Palo Monte el Reino de Manikongo

Palo Monte el Reino de Manikongo

Originarios de la región de los grandes lagos del este de África ecuatorial, muchos pueblos bantúes emigraron hacia otras regiones para escapar de los embates y la influencia de los pueblos hamitas, empeñados en sus guerras religiosas de conquista y expansión. Tras cruzar el continente en penosa marcha, una de esas oleadas migratorias bantúes se esparció en el área de forestas tropicales y sabanas que se extendía hasta el estuario del río Congo y las partes altas de los ríos Cunene, Cubango, Cuito, Chobe y Kasai.

Entre esos grupos estaba parte de nuestros ancestros africanos, quienes se radicaron, en algún momento de finales del siglo XIII o principios del XIV, en la región costera de lo que se corresponde aproximadamente con lo que hoy se conoce como Angola, desde el estuario del río Congo hasta casi llegar a la desembocadura del río Kwanza, y en un pequeño territorio junto al estuario, que abarcaba la franja del actual Zaire con salida al Atlántico y el enclave de Cabinda, así como una porción de la costa de lo que posteriormente fuera el Congo Brazzaville.

Esas comunidades dieron vida a una serie de formaciones estatales embrionarias, las cuales, con el decursar del tiempo, se fundieron bajo una autoridad central, si bien relativamente laxa: la del Manikongo.

La tradición oral bakonga —nombre genérico de los inmigrantes bantúes que se asentaron en esa zona—cuenta diferentes historias acerca de la constitución de su reino.

Una afirma que 9 de los sobrinos del Manikongo abandonaron el clan de su tío y cruzaron el río Zaire para asentarse en tierras ribereñas, fundando los 9 clanes descendientes directos del monarca.

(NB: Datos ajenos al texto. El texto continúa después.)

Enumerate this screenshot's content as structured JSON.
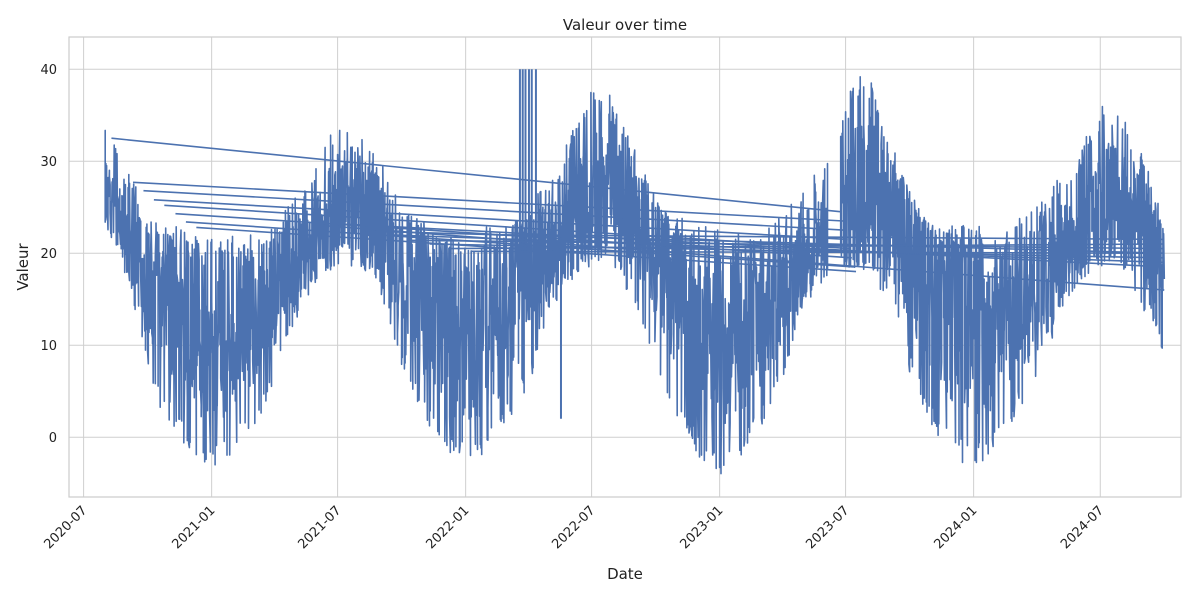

Otra, en cambio, dice que Mtinu Wene, el primer Manikongo, después de mucho guerrear, logro asentarse al sur del río Congo. Entonces distribuyó las tierras conquistadas entre sus capitanes más corajudos, que eran 9. Nueve fue, a partir de entonces, un número sagrado para esos pueblos. En el momento en que recibían el legado real, cada uno de ellos describiría así su lealtad al rey y sus hazañas en la guerra y en la paz:

– Yo soy Ndumbu a Nzinga, planta trepadora que se enrolla en espiral. Mis ramas se anudan alrededor de todo el país.
– Yo soy Manianga, el que está sentado. Me siento en la silla y en la estera. Yo he hecho nacer a los mvembas y a los nlazas.
– Yo soy Nanga, el cojo, pero voy muy lejos. Las piedras de mi estufa son cabezas de hombres. Mi cuchara de comer es la costilla de un gran pez.
– Yo soy el jefe Mankunku, aquél que todo lo derrumba .Yo acometí a los ndembos, a los tambores de los poderosos. Que no venga nadie a molestarme ni con el timbal ngongie ni con el tambor ngoma.
– Yo soy Ngimbi, aquél que hace crecer abundantemente todo lo que nutre y alimenta. Las madiadias o falsas cañas de azúcar que se cortan por la mañana, al mediodía nuevamente se mecen al sol.
– Yo soy Mbenza, aquél que rompe, que corta, que hiende. No corto las cabezas de los ratones, sino de los hombres.
– Yo soy Mpudi a Nzinga, un gran pez, pero además un halcón que, pese al fuego, caza por encima de la hierba en llamas.
– Yo soy Mboma Ndongo, la serpiente jiboia que deja huellas a su paso. Se arrastra por todo el Congo, por Loango. Madre que hace bien a todos los otros clanes.
-Yo soy Makaba, el que reparte las tierras, pero las leyes de esas tierras quedan en mis manos, en mi poder.